If India is building a hub to divert Sri Lanka’s currently operated transshipment cargo which began in 2015, it only means Sri Lanka’s Port officials should have by now developed a business plan to counter by finding ways and means to draw the volumes that is likely to be lost for Sri Lanka. Simply turning a strategically viable port into a dead duck is not the solution.

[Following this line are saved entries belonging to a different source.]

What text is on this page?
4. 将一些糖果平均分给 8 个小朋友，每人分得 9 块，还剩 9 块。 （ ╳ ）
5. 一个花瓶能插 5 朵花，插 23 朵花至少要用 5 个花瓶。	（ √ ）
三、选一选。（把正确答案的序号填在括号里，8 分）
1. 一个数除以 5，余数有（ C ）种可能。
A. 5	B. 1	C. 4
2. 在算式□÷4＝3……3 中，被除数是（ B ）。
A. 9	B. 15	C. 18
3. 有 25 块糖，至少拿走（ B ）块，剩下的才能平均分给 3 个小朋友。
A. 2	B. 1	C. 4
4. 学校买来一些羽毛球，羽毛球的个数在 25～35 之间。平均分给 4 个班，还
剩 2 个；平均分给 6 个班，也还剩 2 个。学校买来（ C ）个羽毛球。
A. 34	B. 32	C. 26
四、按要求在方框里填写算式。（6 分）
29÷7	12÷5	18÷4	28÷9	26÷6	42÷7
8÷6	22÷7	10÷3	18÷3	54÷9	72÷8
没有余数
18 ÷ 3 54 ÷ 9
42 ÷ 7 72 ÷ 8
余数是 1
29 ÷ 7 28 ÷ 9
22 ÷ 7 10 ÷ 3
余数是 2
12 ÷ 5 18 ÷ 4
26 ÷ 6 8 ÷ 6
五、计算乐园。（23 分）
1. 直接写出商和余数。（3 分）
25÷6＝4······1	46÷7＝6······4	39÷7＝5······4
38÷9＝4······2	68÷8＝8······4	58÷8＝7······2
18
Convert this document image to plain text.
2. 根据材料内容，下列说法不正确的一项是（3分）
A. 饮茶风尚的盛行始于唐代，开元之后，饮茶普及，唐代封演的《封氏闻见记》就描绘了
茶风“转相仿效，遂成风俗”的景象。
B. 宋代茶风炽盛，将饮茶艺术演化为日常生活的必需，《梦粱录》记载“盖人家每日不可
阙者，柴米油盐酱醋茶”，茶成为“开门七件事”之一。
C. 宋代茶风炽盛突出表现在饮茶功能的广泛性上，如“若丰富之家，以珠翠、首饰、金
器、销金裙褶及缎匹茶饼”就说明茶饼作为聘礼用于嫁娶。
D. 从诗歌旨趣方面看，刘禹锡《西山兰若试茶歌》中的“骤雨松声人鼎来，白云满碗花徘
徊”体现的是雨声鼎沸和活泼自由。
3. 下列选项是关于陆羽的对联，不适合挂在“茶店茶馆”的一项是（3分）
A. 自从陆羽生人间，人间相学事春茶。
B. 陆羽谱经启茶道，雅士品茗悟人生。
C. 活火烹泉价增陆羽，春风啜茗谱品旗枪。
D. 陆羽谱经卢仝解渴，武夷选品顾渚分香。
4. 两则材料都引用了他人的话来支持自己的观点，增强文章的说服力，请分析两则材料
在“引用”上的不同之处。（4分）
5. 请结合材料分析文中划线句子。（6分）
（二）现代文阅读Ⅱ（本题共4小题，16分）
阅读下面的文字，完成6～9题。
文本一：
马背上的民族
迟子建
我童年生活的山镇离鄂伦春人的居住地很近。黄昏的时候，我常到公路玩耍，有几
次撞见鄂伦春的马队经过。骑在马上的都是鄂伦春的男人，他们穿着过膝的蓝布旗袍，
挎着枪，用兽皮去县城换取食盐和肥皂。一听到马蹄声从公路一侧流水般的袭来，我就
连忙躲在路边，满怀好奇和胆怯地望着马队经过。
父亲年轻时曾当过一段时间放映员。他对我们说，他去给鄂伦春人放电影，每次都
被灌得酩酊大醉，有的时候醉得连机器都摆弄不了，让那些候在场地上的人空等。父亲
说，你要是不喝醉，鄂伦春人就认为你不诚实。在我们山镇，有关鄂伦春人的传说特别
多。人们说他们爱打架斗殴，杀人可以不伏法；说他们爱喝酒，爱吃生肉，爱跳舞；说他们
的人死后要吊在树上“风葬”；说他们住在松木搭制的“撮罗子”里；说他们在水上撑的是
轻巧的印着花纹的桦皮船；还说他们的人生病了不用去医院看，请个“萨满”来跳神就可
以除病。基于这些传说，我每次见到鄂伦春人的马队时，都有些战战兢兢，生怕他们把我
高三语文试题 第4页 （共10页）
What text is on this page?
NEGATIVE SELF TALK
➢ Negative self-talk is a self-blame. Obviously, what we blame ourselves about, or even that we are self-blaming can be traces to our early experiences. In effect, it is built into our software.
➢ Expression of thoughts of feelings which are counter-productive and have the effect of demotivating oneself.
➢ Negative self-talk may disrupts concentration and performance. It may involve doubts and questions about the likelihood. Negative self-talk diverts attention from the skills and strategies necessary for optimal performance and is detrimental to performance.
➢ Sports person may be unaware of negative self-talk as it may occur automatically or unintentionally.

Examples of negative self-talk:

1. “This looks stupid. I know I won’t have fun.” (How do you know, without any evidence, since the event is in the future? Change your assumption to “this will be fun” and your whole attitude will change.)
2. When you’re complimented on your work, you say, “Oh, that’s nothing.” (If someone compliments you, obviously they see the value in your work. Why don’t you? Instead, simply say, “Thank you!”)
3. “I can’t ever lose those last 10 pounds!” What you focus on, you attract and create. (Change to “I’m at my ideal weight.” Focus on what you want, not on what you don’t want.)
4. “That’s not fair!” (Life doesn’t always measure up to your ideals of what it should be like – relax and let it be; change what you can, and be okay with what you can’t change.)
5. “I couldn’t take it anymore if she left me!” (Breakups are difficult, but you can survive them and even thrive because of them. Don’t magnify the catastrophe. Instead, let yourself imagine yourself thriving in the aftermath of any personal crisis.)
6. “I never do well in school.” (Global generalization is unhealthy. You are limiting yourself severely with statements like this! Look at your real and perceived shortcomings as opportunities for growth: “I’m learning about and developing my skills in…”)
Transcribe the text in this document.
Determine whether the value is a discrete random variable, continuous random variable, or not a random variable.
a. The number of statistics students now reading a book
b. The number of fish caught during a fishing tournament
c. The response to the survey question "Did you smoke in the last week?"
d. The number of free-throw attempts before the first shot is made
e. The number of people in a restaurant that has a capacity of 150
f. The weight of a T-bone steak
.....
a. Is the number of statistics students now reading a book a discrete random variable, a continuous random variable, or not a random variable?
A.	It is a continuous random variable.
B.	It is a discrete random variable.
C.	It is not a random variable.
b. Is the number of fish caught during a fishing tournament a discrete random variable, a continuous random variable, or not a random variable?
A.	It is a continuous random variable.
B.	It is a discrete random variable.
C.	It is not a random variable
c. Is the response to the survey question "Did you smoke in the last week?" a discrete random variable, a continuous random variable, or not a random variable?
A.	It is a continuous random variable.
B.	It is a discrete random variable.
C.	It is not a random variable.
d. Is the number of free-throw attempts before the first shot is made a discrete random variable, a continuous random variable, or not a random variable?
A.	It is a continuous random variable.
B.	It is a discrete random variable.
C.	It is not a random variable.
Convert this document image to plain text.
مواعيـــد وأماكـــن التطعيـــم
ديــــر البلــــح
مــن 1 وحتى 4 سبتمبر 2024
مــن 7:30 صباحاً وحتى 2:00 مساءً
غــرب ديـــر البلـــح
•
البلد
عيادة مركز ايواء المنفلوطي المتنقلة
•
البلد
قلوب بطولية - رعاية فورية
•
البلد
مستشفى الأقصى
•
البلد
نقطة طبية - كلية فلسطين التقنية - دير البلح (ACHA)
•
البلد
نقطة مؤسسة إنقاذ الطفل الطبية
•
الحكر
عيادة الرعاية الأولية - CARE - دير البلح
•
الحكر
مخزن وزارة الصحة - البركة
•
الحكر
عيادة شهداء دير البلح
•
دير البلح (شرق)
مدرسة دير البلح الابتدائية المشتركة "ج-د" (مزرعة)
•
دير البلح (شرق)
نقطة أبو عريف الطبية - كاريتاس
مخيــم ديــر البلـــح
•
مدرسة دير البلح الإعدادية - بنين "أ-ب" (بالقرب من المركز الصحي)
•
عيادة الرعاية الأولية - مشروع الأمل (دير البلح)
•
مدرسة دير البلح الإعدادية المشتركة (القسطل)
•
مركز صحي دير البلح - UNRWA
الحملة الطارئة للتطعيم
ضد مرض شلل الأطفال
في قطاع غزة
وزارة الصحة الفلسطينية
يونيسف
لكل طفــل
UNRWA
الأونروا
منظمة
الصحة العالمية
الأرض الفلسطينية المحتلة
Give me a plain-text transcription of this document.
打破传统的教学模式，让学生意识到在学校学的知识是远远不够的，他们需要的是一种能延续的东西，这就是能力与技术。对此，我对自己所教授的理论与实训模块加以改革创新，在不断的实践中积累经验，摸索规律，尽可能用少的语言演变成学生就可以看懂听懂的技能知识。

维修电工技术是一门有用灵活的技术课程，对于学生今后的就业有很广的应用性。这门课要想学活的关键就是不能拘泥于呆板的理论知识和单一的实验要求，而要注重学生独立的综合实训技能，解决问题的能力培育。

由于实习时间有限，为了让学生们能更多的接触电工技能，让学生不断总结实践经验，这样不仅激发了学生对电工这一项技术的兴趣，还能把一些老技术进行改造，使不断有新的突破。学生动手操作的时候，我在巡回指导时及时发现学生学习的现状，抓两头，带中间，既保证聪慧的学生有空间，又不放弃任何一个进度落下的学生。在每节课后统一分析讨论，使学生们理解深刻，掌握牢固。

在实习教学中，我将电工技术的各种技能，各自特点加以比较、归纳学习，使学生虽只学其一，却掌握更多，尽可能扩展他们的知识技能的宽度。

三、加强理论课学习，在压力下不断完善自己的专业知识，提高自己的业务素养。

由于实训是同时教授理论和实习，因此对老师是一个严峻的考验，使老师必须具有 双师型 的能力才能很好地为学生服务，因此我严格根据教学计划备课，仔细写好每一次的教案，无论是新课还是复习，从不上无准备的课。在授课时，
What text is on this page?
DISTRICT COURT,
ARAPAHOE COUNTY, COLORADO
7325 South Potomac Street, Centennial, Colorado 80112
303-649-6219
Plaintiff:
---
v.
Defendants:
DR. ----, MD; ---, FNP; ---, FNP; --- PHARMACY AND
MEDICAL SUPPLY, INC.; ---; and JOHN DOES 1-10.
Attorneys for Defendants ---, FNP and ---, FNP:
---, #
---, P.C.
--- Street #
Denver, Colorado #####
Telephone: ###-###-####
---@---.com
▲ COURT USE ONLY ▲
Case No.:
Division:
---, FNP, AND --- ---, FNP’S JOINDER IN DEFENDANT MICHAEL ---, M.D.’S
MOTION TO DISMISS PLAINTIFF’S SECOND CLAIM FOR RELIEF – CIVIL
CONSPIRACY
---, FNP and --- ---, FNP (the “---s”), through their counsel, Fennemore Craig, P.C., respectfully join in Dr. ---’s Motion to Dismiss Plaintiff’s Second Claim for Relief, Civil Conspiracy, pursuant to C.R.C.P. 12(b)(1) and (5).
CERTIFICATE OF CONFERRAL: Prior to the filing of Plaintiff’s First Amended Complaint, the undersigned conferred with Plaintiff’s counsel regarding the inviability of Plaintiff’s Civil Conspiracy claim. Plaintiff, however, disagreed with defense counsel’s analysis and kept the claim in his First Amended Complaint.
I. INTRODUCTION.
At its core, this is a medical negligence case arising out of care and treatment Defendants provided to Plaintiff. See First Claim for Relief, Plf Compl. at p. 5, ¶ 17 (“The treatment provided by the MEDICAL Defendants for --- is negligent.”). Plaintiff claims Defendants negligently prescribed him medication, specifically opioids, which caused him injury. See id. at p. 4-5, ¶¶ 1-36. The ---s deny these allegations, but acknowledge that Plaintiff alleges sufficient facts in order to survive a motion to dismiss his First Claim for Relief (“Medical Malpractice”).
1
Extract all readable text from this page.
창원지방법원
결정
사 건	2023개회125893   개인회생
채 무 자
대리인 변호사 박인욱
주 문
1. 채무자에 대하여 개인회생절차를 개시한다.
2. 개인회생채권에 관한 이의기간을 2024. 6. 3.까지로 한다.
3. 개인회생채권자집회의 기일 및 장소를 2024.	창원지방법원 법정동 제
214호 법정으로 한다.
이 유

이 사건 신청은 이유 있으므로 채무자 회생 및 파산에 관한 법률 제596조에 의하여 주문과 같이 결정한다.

When a port that is of strategic and national security importance as that of Sri Lanka, it is important that the holding and ownership and operating powers are held by the National authorities. We are living in turbulent times. Every country, every lending institution, every ‘friend’ puts its own interest first. It’s about time Sri Lanka did so too instead of always tryng to make the other party happier. In times where countries are out to secure resources and savings for itself, what is Sri Lanka doing to secure its national interests and national assets and resources as well as safeguard the future of its populace not only for the present generation?

Never underestimate your enemy while over-estimating yourself.